Data breaches continue around the globe – news that a data breach has exposed over a million personal and medical records of Australian citizens donating blood to the Red Cross Blood Service. It is thought to be the biggest data breach to affect the country – it was discovered by an anonymous source that a 1.74 GB file containing 1.28 million donor records going back to 2010, was accessible via a publicly accessible website. The database contains personal information such name, gender, physical and email address, phone number, date of birth as well as blood type and country of birth. It also has very sensitive data such as whether someone has engaged in high-risk sexual behaviour. IT security experts from HPE Security, Prevalent and ESET commented below.
Mark Bower, Global Director – Product Management at HPE Security-Data Security:
The data is lucrative and if left unprotected, can be used for social engineering attacks and scams, and if health insurance data are present, potentially medical and identity fraud or to obtain high-demand prescription drugs.

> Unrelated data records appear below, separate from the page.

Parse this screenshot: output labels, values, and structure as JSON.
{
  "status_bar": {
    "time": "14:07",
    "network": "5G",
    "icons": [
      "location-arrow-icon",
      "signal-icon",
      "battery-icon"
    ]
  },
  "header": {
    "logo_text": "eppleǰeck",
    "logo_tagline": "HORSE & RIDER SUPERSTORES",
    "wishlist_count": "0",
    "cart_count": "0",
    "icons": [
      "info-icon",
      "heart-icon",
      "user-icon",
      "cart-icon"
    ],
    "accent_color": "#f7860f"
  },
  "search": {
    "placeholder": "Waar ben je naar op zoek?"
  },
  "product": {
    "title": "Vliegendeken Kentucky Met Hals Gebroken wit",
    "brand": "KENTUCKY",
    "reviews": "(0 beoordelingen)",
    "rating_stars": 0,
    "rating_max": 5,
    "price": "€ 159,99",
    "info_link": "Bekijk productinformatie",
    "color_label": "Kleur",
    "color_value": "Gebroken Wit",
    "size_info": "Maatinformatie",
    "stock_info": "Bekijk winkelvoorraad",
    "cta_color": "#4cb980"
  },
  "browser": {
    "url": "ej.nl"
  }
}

While it looks like the sensitive personally identifiable information was inadvertently placed on a public website, healthcare entities still face the same challenge of keeping data safe from prying eyes – especially from third party service providers.

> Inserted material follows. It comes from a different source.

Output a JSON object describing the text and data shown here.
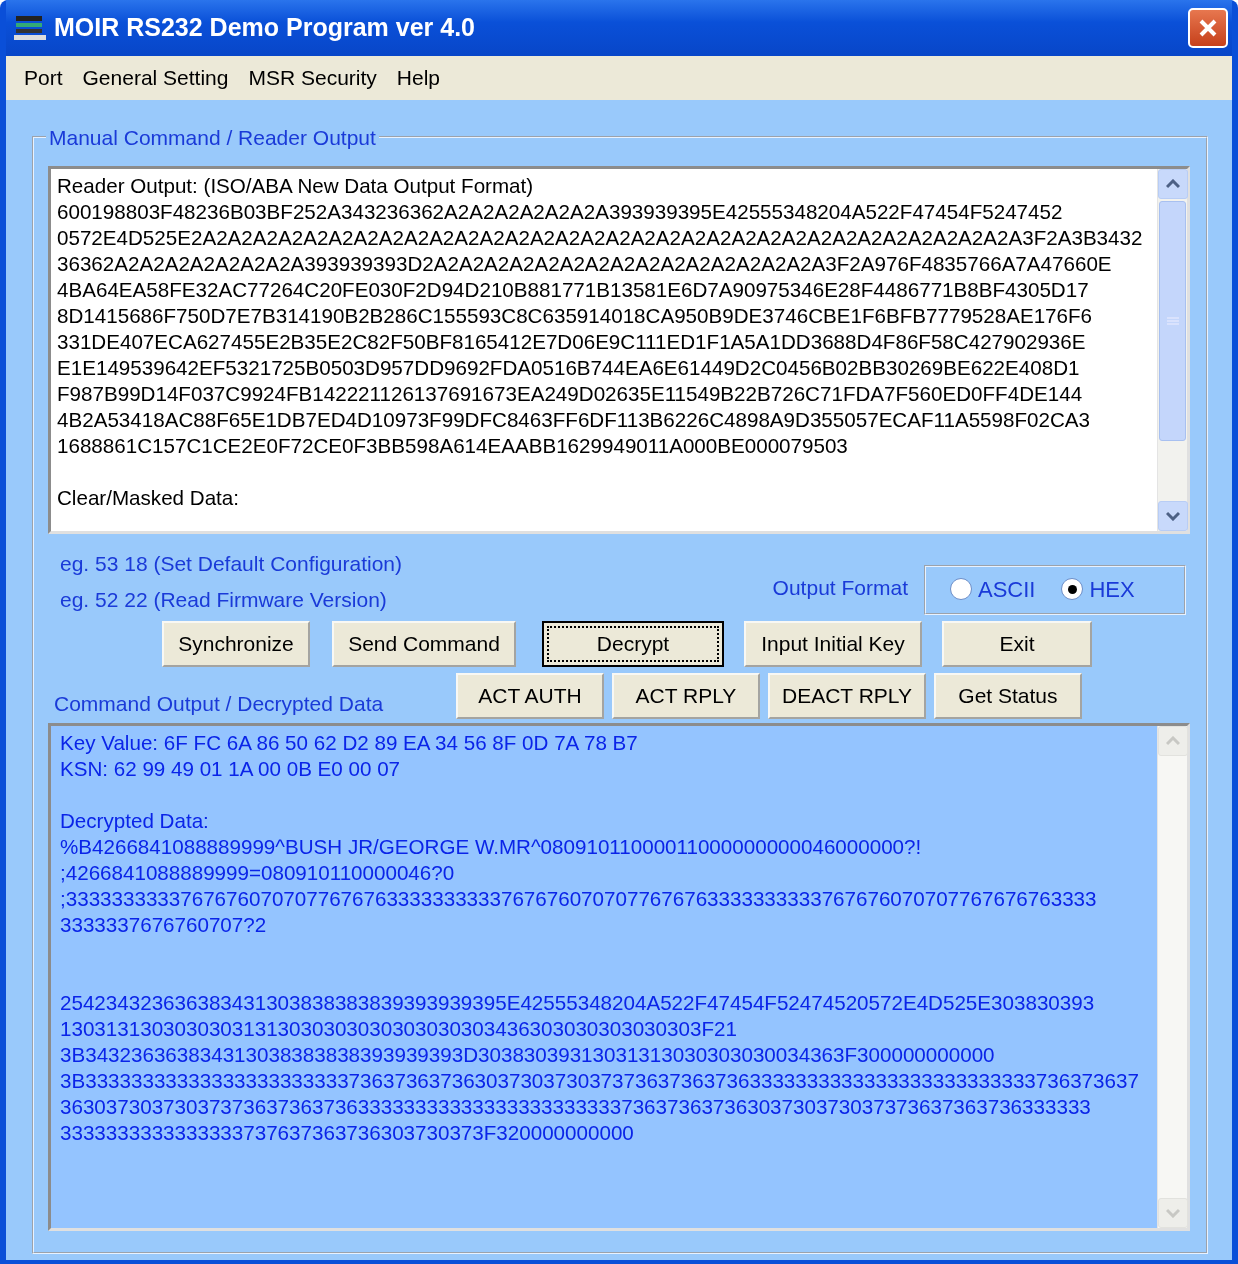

Unfortunately, many healthcare firms do not have modern data-centric protection in place to neutralize breach risks from cyberattacks and are thus vulnerable to being plundered from advanced malware, as well as insiders.
This particular mistake could have been avoided if the healthcare company used new best practices to devalue the data with encryption or tokenization. These technologies can remove *all* of the value from sensitive data or only remove *part* of the value from sensitive data.

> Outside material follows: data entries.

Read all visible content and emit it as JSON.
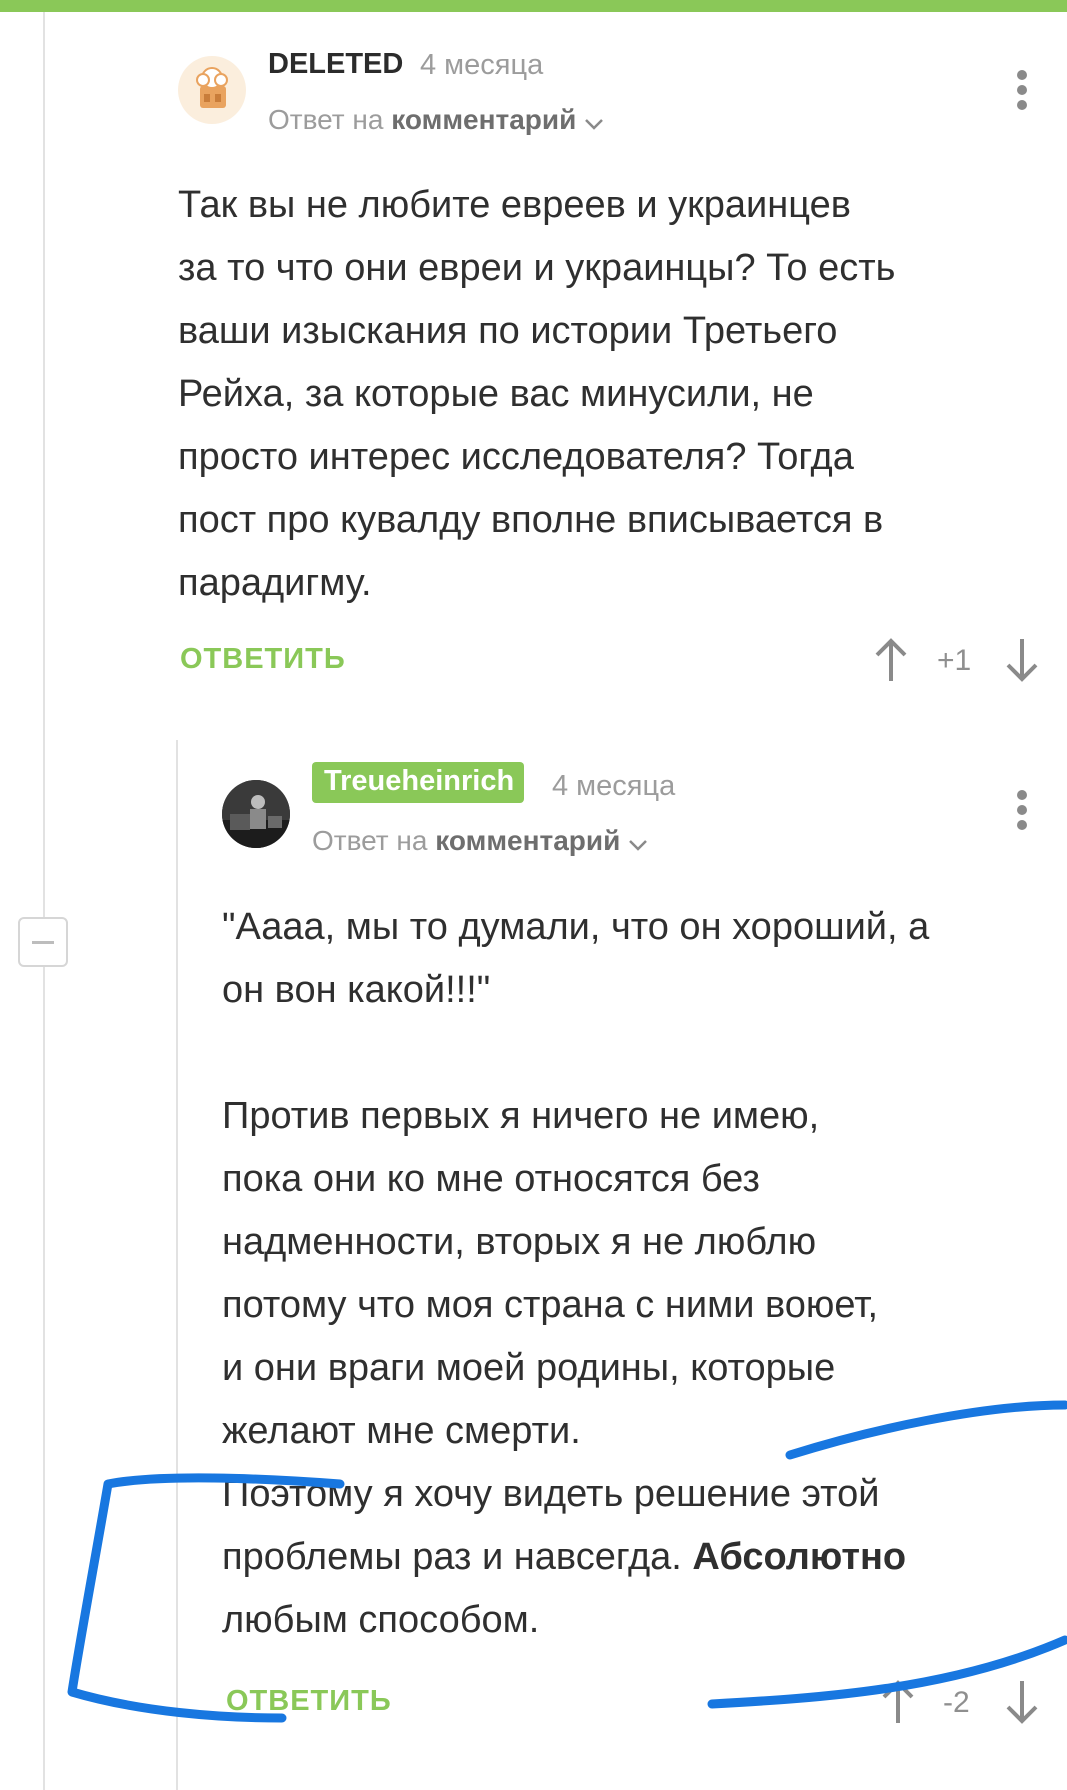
{
  "comments": [
    {
      "username": "DELETED",
      "time": "4 месяца",
      "reply_prefix": "Ответ на",
      "reply_target": "комментарий",
      "text": "Так вы не любите евреев и украинцев\nза то что они евреи и украинцы? То есть\nваши изыскания по истории Третьего\nРейха, за которые вас минусили, не\nпросто интерес исследователя? Тогда\nпост про кувалду вполне вписывается в\nпарадигму.",
      "reply_label": "ОТВЕТИТЬ",
      "rating": "+1"
    },
    {
      "username": "Treueheinrich",
      "time": "4 месяца",
      "reply_prefix": "Ответ на",
      "reply_target": "комментарий",
      "text_part1": "\"Аааа, мы то думали, что он хороший, а\nон вон какой!!!\"\n\nПротив первых я ничего не имею,\nпока они ко мне относятся без\nнадменности, вторых я не люблю\nпотому что моя страна с ними воюет,\nи они враги моей родины, которые\nжелают мне смерти.\nПоэтому я хочу видеть решение этой\nпроблемы раз и навсегда. ",
      "text_bold": "Абсолютно",
      "text_part2": "\nлюбым способом.",
      "reply_label": "ОТВЕТИТЬ",
      "rating": "-2"
    }
  ],
  "colors": {
    "accent": "#8ac858",
    "annotation": "#1877e0"
  },
  "icons": [
    "more-vertical-icon",
    "chevron-down-icon",
    "arrow-up-icon",
    "arrow-down-icon",
    "collapse-minus-icon"
  ]
}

This second practice is typically seen in the healthcare industry, where data needs to be anonymized, but enough information has to still be present to allow its use in things like epidemiology (as well as other important secondary uses), or patient databases.
There are lots of different ways to “de-identify” data in case of a cyberattack or inadvertent exposure to unauthorized parties, yet still enable data-rich analytic insight without risk.”
Jeff Hill, Director, Product Management at Prevalent:
Mark James, Security Specialist at ESET:
Ensuring your software is patched and up to date is one of the biggest failings. Many webservers are using outdated software that still has vulnerabilities or flaws waiting to be exploited. With software available to scan multiple IP addresses looking for certain types of files most of the hard work has already been done for the attacker. If the correct authentication methods were in place and periodic security reviews on all servers holding or handling our private data then a lot of these breaches would not have happened.